I CAN'T play (for Greenmount) this weekend and it's just as well because I don't think I could face the prospect of getting out for a duck three matches in a row.

After falling to a first-ball duck the previous match I cost the lads victory on Saturday, lasting just two balls this time.

We only needed one run to draw with Denton St Lawrence and I couldn't even manage that.

Gutted is not the word.

When I do return to the dressing room, I will be keeping my mouth shut, that's for sure.

For a long time now I have given the batsmen among us plenty of stick whenever they have gotten out cheaply or thrown their wicket away.

I often like to remind them that I have two Bolton League trophies for my batting – I think one for hitting the fastest 50 and another for scoring the most sixes in a season, or something like that.

Anyway, I think I will be giving the banter a miss for a while and concentrate on bowling my medium pacers.

It is a nightmare coming in at number 11 because so often the result can depend on you.

In a way, I would prefer coming in at number 10 and let someone else get it in the neck.

People will tell you that it's not your fault, the batters should have scored more runs.

That might be true – it certainly was on a Saturday when we were cruising before chucking it all away – but it doesn't make it any easier for me to deal with.

I am still gutted now writing this.

We should have won and I feel responsible, and I am pretty sure most number 11 batsmen will tell you the same.

You replay every shot – even if it's only one – over and over in your mind.
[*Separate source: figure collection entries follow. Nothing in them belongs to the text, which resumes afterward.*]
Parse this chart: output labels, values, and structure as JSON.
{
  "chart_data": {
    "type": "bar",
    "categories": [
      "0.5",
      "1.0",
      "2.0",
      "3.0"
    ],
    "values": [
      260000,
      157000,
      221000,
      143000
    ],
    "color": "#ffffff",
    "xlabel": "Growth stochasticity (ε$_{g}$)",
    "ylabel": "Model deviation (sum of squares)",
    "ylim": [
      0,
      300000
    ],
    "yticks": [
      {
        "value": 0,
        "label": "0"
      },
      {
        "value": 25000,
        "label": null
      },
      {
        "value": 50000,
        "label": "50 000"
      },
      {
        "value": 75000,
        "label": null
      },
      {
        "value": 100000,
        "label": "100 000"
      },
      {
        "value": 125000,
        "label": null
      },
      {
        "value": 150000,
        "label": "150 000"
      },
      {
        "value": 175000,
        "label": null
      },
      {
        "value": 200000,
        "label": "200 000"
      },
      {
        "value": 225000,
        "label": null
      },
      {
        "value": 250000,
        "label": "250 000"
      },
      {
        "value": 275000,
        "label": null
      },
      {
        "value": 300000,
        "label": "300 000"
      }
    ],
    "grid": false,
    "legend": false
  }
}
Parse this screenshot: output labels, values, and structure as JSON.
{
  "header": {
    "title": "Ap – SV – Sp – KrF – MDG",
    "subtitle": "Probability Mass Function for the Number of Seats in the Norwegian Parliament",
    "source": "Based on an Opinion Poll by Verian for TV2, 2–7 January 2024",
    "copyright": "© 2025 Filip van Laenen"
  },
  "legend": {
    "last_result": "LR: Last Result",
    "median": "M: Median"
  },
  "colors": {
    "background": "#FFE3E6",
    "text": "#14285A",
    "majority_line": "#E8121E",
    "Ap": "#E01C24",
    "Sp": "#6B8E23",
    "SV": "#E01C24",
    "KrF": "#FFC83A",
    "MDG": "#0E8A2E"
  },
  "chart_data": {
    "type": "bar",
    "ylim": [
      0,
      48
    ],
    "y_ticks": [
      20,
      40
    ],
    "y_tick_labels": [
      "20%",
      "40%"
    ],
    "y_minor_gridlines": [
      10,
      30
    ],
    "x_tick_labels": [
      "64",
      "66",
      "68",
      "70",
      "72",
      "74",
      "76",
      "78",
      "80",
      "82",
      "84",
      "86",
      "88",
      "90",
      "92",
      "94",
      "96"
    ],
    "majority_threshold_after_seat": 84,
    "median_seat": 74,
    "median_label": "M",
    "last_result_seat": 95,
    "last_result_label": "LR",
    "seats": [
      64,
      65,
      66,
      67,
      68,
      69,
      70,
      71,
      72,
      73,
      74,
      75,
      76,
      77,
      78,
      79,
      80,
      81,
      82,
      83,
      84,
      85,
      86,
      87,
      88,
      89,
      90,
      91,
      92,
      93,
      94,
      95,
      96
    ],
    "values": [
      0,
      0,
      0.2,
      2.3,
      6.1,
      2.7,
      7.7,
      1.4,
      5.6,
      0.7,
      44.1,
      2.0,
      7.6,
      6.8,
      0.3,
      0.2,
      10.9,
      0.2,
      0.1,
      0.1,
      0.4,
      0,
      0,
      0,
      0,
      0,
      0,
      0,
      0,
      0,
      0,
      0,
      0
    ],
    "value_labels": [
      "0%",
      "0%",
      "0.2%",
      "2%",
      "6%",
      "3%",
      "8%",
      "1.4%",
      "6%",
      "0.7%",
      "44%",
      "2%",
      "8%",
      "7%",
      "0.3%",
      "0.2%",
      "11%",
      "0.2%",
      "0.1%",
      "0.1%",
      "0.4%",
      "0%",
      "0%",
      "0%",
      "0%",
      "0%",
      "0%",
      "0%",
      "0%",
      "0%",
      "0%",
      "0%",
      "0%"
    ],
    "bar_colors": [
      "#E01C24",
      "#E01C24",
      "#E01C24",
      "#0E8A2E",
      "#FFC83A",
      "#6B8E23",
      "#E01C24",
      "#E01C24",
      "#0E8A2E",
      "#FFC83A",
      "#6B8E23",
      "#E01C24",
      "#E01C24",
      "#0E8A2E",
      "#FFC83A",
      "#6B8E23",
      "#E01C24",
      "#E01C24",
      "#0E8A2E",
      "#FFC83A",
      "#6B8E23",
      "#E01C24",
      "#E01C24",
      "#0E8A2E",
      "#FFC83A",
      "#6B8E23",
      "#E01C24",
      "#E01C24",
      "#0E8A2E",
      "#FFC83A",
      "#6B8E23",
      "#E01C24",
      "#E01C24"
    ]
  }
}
I tried to block the ball and play myself in when I should have just smashed it.

You can't escape that feeling that you have let everyone else down, but I would prefer to be like that, and take every defeat hard. It would be more worrying if I didn't care.

The trick is to try to use that frustration and turn it around. If you can't forget about it and move on then just remember what it felt like, to let the lads down, and try to make sure it doesn't happen again.